Each action can define its own properties. There are several common properties:
property name | Type & Default Value | Description |
---|---|---|
concurrency | int: 1 | Specify how many instances of the sink will be run. If the value is bigger than 1, the order of the messages may not be retained. |
bufferLength | int: 1024 | Specify how many messages can be buffered in memory. If the buffered messages exceed the limit, the sink will block message receiving until the buffered messages have been sent out so that the buffered size is less than the limit. |
runAsync | bool:false | Whether the sink will run asynchronously for better performance. If it is true, the sink result order is not promised. |
retryInterval | int:1000 | Specify how many milliseconds will the sink retry to send data out if the previous send failed. If the specified value <= 0, then it will not retry. |
retryCount | int:3 | Specify how many will the sink retry to send data out if the previous send failed. If the specified value <= 0, then it will not retry. |
cacheLength | int:1024 | Specify how many messages can be cached. The cached messages will be resent to external system until the data sent out successfully. The cached message will be sent in order except in runAsync or concurrent mode. The cached message will be saved to disk in fixed intervals. |
cacheSaveInterval | int:1000 | Specify the interval to save cached message to the disk. Notice that, if the rule is closed in plan, all the cached messages will be saved at close. A larger value can reduce the saving overhead but may lose more cache messages when the system is interrupted in error. |
omitIfEmpty | bool: false | If the configuration item is set to true, when SELECT result is empty, then the result will not feed to sink operator. |
sendSingle | true | The output messages are received as an array. This is indicate whether to send the results one by one. If false, the output message will be {“result”:”${the string of received message}”} . For example, {“result”:”[{\”count\”:30},”\”count\”:20}]”} . Otherwise, the result message will be sent one by one with the actual field name.
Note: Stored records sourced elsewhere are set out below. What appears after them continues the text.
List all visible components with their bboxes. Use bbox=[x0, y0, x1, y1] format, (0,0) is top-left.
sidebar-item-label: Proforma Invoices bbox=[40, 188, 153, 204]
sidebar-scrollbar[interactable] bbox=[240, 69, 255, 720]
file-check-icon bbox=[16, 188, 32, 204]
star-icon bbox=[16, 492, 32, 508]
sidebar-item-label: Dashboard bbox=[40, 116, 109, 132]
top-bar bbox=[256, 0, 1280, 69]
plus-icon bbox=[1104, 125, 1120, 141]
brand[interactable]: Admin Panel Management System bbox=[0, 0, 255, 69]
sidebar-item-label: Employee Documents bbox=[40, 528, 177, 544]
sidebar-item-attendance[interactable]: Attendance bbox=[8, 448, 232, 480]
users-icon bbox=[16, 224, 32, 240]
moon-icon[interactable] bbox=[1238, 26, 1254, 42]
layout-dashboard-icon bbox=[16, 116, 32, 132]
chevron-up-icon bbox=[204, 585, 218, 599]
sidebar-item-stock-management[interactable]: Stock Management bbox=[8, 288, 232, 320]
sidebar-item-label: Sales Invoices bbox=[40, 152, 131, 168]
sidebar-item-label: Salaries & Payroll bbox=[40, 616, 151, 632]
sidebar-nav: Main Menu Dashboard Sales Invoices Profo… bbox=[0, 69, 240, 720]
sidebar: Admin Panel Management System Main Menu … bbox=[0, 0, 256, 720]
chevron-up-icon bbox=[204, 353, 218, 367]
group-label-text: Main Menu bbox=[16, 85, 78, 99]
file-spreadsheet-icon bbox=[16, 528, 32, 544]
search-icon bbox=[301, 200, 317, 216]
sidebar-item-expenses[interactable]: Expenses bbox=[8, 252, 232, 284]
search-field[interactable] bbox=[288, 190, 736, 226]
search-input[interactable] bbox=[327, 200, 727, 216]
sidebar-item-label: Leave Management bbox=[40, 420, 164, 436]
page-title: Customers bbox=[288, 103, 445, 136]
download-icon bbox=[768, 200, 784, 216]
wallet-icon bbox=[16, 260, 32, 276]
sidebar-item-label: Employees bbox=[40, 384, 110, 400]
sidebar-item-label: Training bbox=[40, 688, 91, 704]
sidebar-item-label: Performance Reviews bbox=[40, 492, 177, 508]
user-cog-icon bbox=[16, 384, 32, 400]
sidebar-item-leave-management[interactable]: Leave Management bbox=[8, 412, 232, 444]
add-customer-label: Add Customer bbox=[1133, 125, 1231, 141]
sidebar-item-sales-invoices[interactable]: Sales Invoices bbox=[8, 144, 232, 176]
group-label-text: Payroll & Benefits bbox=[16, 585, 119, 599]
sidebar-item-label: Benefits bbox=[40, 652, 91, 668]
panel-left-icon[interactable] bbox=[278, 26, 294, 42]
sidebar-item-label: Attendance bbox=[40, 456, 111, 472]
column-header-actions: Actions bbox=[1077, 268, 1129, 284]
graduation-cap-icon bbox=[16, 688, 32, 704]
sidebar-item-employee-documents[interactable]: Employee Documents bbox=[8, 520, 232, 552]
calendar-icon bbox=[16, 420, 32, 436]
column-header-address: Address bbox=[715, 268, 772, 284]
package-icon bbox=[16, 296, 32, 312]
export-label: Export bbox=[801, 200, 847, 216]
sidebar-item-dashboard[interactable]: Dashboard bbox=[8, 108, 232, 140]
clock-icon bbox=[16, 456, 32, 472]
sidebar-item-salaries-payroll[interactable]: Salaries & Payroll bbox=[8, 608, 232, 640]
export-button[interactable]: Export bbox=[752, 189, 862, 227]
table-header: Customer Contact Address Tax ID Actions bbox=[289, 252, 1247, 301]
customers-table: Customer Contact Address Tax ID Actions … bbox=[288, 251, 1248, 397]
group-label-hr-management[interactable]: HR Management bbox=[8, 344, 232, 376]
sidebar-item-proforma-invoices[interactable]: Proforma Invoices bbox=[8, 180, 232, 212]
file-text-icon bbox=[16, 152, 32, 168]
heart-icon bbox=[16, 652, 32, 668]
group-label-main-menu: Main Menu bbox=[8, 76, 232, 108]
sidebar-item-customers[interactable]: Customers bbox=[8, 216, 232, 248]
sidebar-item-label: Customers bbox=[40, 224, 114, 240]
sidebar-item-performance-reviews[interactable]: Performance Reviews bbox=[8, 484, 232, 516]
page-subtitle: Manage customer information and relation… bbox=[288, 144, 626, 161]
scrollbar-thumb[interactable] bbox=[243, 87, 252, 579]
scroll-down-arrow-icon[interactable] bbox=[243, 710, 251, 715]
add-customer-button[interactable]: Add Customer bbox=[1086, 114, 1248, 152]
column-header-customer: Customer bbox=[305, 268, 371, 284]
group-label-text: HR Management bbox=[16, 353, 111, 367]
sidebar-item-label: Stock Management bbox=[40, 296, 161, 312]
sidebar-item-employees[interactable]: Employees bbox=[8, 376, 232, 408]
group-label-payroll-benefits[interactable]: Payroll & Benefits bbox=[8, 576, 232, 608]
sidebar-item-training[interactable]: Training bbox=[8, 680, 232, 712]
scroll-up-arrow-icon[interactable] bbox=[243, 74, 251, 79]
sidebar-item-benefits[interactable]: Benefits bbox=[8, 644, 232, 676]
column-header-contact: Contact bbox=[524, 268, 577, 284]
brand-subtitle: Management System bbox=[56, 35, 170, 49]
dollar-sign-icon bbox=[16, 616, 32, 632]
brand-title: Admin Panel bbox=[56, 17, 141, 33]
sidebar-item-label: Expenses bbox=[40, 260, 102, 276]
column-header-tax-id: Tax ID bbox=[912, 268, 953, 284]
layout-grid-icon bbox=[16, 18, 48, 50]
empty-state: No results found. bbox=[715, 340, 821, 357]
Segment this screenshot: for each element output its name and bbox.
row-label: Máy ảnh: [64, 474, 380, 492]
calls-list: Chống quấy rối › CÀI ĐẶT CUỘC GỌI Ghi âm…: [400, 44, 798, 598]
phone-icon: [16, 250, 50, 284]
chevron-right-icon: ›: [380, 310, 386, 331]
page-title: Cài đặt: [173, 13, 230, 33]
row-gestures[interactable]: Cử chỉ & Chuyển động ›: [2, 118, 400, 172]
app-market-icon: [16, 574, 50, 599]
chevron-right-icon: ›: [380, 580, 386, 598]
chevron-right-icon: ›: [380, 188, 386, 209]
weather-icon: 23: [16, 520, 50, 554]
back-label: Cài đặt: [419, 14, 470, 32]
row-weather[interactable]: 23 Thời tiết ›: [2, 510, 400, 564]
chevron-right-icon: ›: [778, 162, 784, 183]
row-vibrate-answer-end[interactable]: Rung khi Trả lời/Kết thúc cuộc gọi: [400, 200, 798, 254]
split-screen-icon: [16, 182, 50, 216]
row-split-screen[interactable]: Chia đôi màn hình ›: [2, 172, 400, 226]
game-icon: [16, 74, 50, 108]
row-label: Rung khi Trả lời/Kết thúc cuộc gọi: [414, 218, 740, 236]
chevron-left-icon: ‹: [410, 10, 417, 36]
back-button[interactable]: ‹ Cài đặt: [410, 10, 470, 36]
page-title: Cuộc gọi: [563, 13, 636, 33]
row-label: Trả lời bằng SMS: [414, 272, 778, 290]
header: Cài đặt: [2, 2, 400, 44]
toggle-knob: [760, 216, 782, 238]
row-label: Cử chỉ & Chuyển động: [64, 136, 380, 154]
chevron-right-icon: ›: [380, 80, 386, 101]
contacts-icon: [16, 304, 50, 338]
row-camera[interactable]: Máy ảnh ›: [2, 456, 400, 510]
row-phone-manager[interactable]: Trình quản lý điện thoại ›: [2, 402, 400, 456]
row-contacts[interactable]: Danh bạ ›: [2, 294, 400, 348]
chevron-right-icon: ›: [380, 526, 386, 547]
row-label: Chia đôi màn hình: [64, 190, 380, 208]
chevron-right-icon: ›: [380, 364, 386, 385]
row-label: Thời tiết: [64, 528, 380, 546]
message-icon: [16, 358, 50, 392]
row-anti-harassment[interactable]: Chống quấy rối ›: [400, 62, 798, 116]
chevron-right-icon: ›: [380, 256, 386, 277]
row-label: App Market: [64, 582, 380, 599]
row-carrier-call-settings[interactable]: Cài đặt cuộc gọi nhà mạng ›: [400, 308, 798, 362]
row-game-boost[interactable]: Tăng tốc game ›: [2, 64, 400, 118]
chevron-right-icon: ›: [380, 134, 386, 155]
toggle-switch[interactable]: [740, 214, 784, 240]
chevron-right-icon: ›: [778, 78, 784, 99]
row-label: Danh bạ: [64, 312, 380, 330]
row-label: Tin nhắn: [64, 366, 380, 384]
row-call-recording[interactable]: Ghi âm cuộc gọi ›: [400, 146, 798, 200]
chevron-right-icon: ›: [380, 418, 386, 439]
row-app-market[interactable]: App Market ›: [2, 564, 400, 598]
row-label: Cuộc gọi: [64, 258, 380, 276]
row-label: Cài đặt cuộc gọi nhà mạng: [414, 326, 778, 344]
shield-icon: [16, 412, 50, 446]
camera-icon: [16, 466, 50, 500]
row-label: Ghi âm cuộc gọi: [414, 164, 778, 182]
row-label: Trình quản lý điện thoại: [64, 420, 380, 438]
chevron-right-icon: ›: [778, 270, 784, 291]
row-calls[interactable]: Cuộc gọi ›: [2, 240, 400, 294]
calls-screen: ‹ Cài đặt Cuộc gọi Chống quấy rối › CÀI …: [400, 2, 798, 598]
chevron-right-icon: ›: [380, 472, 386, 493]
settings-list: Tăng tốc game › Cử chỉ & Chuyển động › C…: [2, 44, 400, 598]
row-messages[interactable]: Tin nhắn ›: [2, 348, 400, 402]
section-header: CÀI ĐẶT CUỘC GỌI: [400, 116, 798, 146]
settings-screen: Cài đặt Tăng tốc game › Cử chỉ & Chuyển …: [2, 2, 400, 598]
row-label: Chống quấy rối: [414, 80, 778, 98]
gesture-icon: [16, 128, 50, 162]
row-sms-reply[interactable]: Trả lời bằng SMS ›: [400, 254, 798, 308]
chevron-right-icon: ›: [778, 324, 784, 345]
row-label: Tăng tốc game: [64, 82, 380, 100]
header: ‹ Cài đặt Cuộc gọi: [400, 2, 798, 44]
For the same example as above, it will send {“count”:30} , then send {“count”:20} to the RESTful endpoint.Default to false. |
dataTemplate | true | The golang template (opens new window) format string to specify the output data format. The input of the template is the sink message which is always an array of map. If no data template is specified, the raw input will be the data. |
Data Template
User can refer to Use Golang template to customize analaysis result in Kuiper for more detailed scenarios. If sendSingle is true, the data template will execute against a record; Otherwise, it will execute against the whole array of records. Typical data templates are:
For example, we have the sink input as
[]map[string]interface{}{{
"ab" : "hello1",
},{
"ab" : "hello2",
}}
In sendSingle=true mode:
- Print out the whole record
"dataTemplate": "{\"content\":{{json .}}}",
- Print out the ab field
"dataTemplate": "{\"content\":{{.ab}}}",
if the ab field is a string, add the quotes
"dataTemplate": "{\"content\":\"{{.ab}}\"}",
In sendSingle=false mode:
- Print out the whole record array
"dataTemplate": "{\"content\":{{json .}}}",
- Print out the first record
"dataTemplate": "{\"content\":{{json (index . 0)}}}",
- Print out the field ab of the first record
"dataTemplate": "{\"content\":{{index . 0 \"ab\"}}}",
- Print out field ab of each record in the array to html format
"dataTemplate": "<div>results</div><ul>{{range .}}<li>{{.ab}}</li>{{end}}</ul>",
Actions could be customized to support different kinds of outputs, see extension for more detailed info.
Functions supported in template
Kuiper extends several functions that can be used in data template.
json para1
: Thejson
function is used for convert the map content to a JSON string.base64 para1
: Thebase64
function is used for encoding parameter value to a base64 string.add para1 para2
: Theadd
function is used for adding two numeric value.